I have a huge numpy array with shape (50000000, 3) and I'm using:

x = array[np.where((array[:,0] == value) | (array[:,1] == value))]

to get the part of the array that I want. But this way seems to be quite slow. Is there a more efficient way of performing the same task with numpy?

CodePudding user response：

np.where is highly optimized and I doubt someone can write a faster code than the one implemented in the last Numpy version (disclaimer: I was one who optimized it). That being said, the main issue here is not much np.where but the conditional which create a temporary boolean array. This is unfortunately the way to do that in Numpy and there is not much to do as long as you use only Numpy with the same input layout.

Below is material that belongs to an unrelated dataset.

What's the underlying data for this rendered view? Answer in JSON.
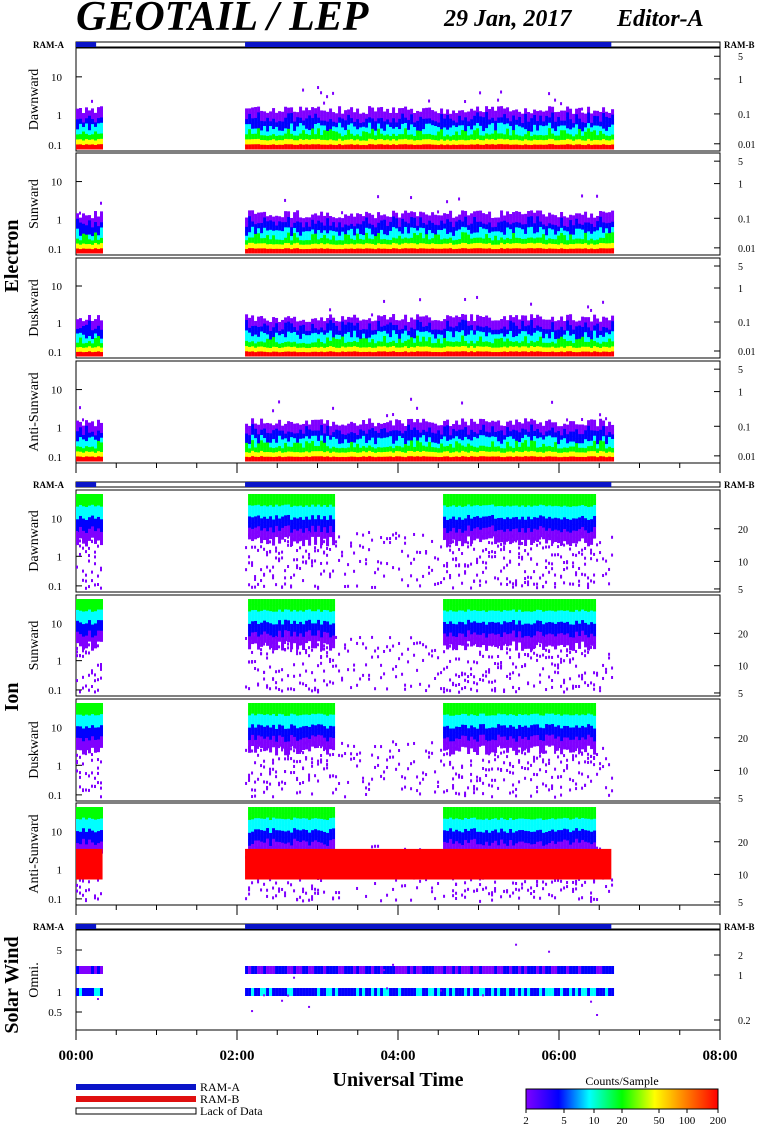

One reason explaining why it is not very efficient is that the input data layout is inefficient. Indeed, assuming array is contiguously stored in memory using the default row major ordering, array[:,0] == value will read 1 item every 3 item of the array in memory. Due to the way CPU cache works (ie. cache lines, prefetching, etc.), 2/3 of the memory bandwidth is wasted. In fact, the output boolean array also need to be written and filling a newly-created array is a bit slow due to page faults. Note that array[:,1] == value will certainly reload data from RAM due to the size of the input (that cannot fit in most CPU caches). The RAM is slow and it is getter slower compared to the computational speed of the CPU and caches. This problem, called "memory wall", has been observed few decades ago and it is not expected to be fixed any time soon. Also note that the logical-or will also create a new array read/written from/to RAM. A better data layout is a (3, 50000000) transposed array contiguous in memory (note that np.transpose does not produce a contiguous array).

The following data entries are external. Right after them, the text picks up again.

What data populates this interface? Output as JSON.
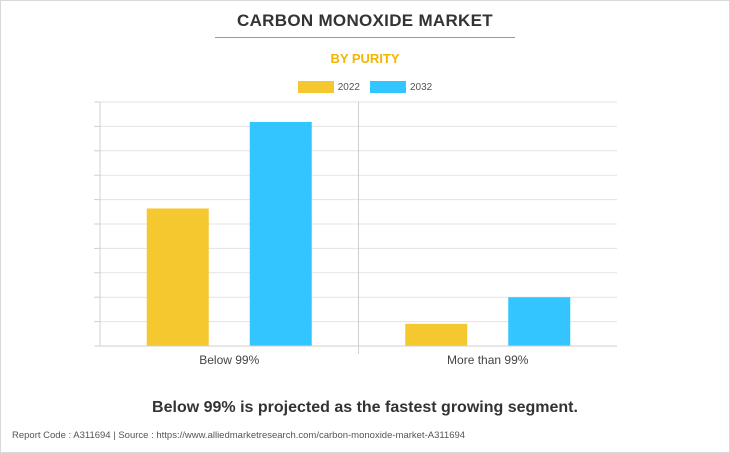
{
  "header": {
    "title": "CARBON MONOXIDE MARKET",
    "subtitle": "BY PURITY"
  },
  "chart_data": {
    "type": "bar",
    "categories": [
      "Below 99%",
      "More than 99%"
    ],
    "series": [
      {
        "name": "2022",
        "color": "#f6c830",
        "values": [
          6.2,
          1.0
        ]
      },
      {
        "name": "2032",
        "color": "#33c5ff",
        "values": [
          10.1,
          2.2
        ]
      }
    ],
    "ylim": [
      0,
      11
    ],
    "grid": true,
    "legend": "top-center"
  },
  "takeaway": "Below 99% is projected as the fastest growing segment.",
  "footer": "Report Code : A311694  |  Source : https://www.alliedmarketresearch.com/carbon-monoxide-market-A311694"
}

Another reason explaining the performance issue is that Numpy tends not to be optimized to operate on very small axis.

One main solution is to create the input in a transposed way if possible. Another solution is to write a Numba or Cython code. Here is an implementation of the non transposed input:

# Compilation for the most frequent types. 
# Please pick the right ones so to speed up the compilation time. 
@nb.njit(['(uint8[:,::1],uint8)', '(int32[:,::1],int32)', '(int64[:,::1],int64)', '(float64[:,::1],float64)'], parallel=True)
def select(array, value):
    n = array.shape[0]
    mask = np.empty(n, dtype=np.bool_)
    for i in nb.prange(n):
        mask[i] = array[i, 0] == value or array[i, 1] == value
    return mask

x = array[select(array, value)]

Note that I used a parallel implementation since the or operator is sub-optimal with Numba (the only solution seems to use a native code or Cython) and also because the RAM cannot be fully saturated with one thread on some platforms like computing servers. Also note that it can be faster to use array[np.where(select(array, value))[0]] regarding the result of select. Indeed, if the result is random or very small, then np.where can be faster since it has special optimizations for theses cases that a boolean indexing does not perform. Note that np.where is not particularly optimized in the context of a Numba function since Numba use its own implementation of Numpy functions and they are sometimes not as much optimized for large arrays. A faster implementation consists in creating x in parallel but this is not trivial to do with Numba since the number of output item is not known ahead of time and that threads must know where to write data, not to mention Numpy is already fairly fast to do that in sequential as long as the output is predictable.